Two other thoughts: one, I am disturbed when I read about incest and this is the second book I have read this year dealing with incest and it’s fabled consequences. It is not as rampant as it was in One Hundred Years of Solitude, but in this book, the consequences, a person born with male and female genitalia, although he was XY, comes into being. No iguana tails, just more genitalia and confusion than one usually bargains for. I might read more memoirs but I can’t say the same for stories involving incest. Has not made me more incest-friendly. And second, I would like to know how Eugenides knows about being female. In both this and The Virgin Suicides he describes what it is like to live in a woman’s body and experience her pattern of emotions. He writes about boys, too, but I don’t think I could write about living in a male body so well, despite my education and having treated boys and I think have a passable idea of their frame of mind.

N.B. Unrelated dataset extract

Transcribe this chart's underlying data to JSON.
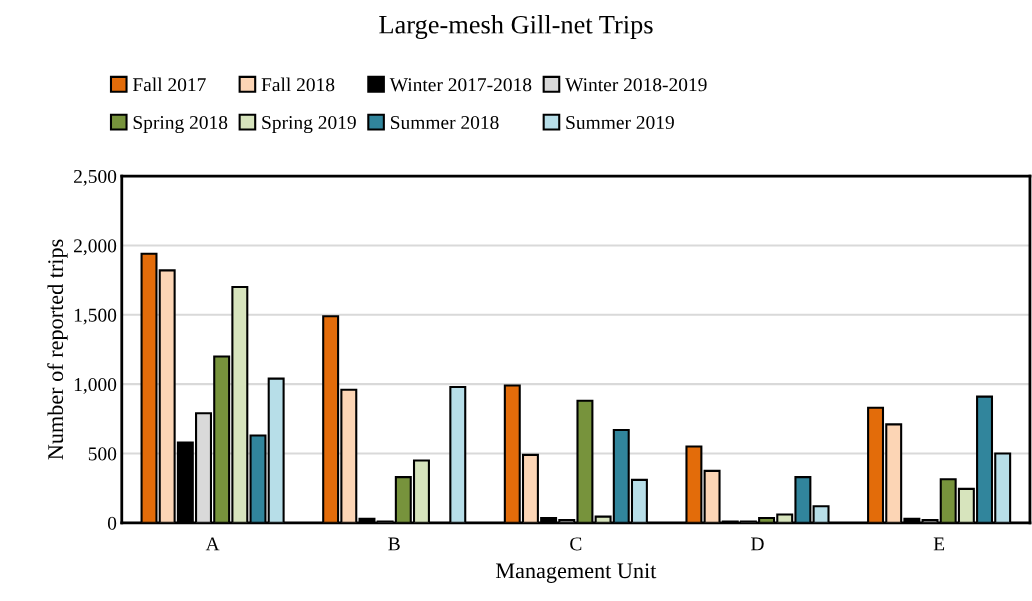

A brief third thought: Don’t know if I will make it to The Marriage Plot. If I want more long winded storytelling goodness I am going to wander into some more of John Irving. The reviewers for The Marriage Plot make it sound dry and pretentious. I imagine I will like Cider House Rules more.

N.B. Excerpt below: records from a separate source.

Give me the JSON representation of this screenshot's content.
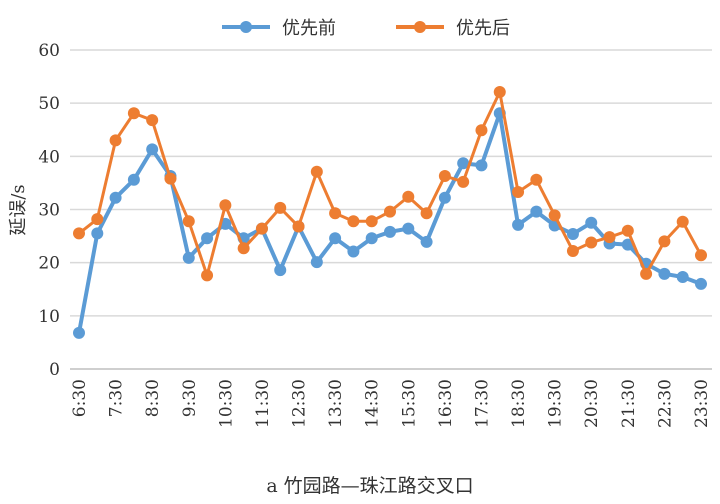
{
  "chart_data": {
    "type": "line",
    "title": "",
    "caption": "a 竹园路—珠江路交叉口",
    "xlabel": "",
    "ylabel": "延误/s",
    "ylim": [
      0,
      60
    ],
    "yticks": [
      "0",
      "10",
      "20",
      "30",
      "40",
      "50",
      "60"
    ],
    "x": [
      "6:30",
      "7:00",
      "7:30",
      "8:00",
      "8:30",
      "9:00",
      "9:30",
      "10:00",
      "10:30",
      "11:00",
      "11:30",
      "12:00",
      "12:30",
      "13:00",
      "13:30",
      "14:00",
      "14:30",
      "15:00",
      "15:30",
      "16:00",
      "16:30",
      "17:00",
      "17:30",
      "18:00",
      "18:30",
      "19:00",
      "19:30",
      "20:00",
      "20:30",
      "21:00",
      "21:30",
      "22:00",
      "22:30",
      "23:00",
      "23:30"
    ],
    "xtick_labels": [
      "6:30",
      "7:30",
      "8:30",
      "9:30",
      "10:30",
      "11:30",
      "12:30",
      "13:30",
      "14:30",
      "15:30",
      "16:30",
      "17:30",
      "18:30",
      "19:30",
      "20:30",
      "21:30",
      "22:30",
      "23:30"
    ],
    "grid": true,
    "legend_position": "top-center",
    "series": [
      {
        "name": "优先前",
        "color": "#5B9BD5",
        "values": [
          6.8,
          25.5,
          32.2,
          35.6,
          41.3,
          36.3,
          20.9,
          24.6,
          27.3,
          24.6,
          26.4,
          18.6,
          26.8,
          20.1,
          24.6,
          22.1,
          24.6,
          25.8,
          26.4,
          23.9,
          32.2,
          38.7,
          38.3,
          48.1,
          27.1,
          29.6,
          27.0,
          25.4,
          27.5,
          23.6,
          23.4,
          19.8,
          17.9,
          17.3,
          16.0
        ]
      },
      {
        "name": "优先后",
        "color": "#ED7D31",
        "values": [
          25.5,
          28.2,
          43.0,
          48.1,
          46.8,
          35.8,
          27.8,
          17.6,
          30.8,
          22.7,
          26.4,
          30.3,
          26.8,
          37.1,
          29.3,
          27.8,
          27.8,
          29.6,
          32.4,
          29.3,
          36.3,
          35.2,
          44.9,
          52.1,
          33.3,
          35.6,
          28.9,
          22.2,
          23.8,
          24.8,
          26.0,
          17.9,
          24.0,
          27.7,
          21.4
        ]
      }
    ]
  }
}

A New York Times Bestseller (Popsugar):
The Girls, Emma Cline
This one was all over in front of my face and I was shocked when I snagged it on a limited time price reduction. All the critics were right when they comment that this book is more about being a teen girl in the late sixties than it is about the ranch and the murder that hangs over your head as the plot unwinds. You know something terrible was done by common, if unmoored, people, and we all want to know how such things happen, but it is the intense discomfort of being the narrator that stands out. Not the brief flashes of carnage. That is really what this is about. And, like in Middlesex, there are girls in love with girls. Romantic love with girls. In Eugenides the male character falls in love with a girl before he knows he’s actually a man, so it can pass as same sex. Anywhoodle. Cline’s prose is riddled with those powerful metaphors than surprise you with their truth. I started to stall out halfway through for reads less depressing and complex. I wandered into some of the books I posted about last month before I read The Girls through to its conclusion of near misses and vague renown. I needed some guilty pleasures to break up this book’s intense sadness and loneliness. The Girls is wildly intense and I predict will win something. Books I tend to need breaks from tend to be the shining stars, and I get that, but we need the books for breaks, too. I vacillate between wanting to write a big star or a guilty pleasure, and then I think, I just want to write something that someone in the world wants to read. I can’t be Cline or Nafisi or Eugenides, because they are already taken.
More women pushing boundaries and defining their worlds, I know. I can’t help myself. All these books were just too good.
The blitz to finish my challenges in the next 8 weeks presses on.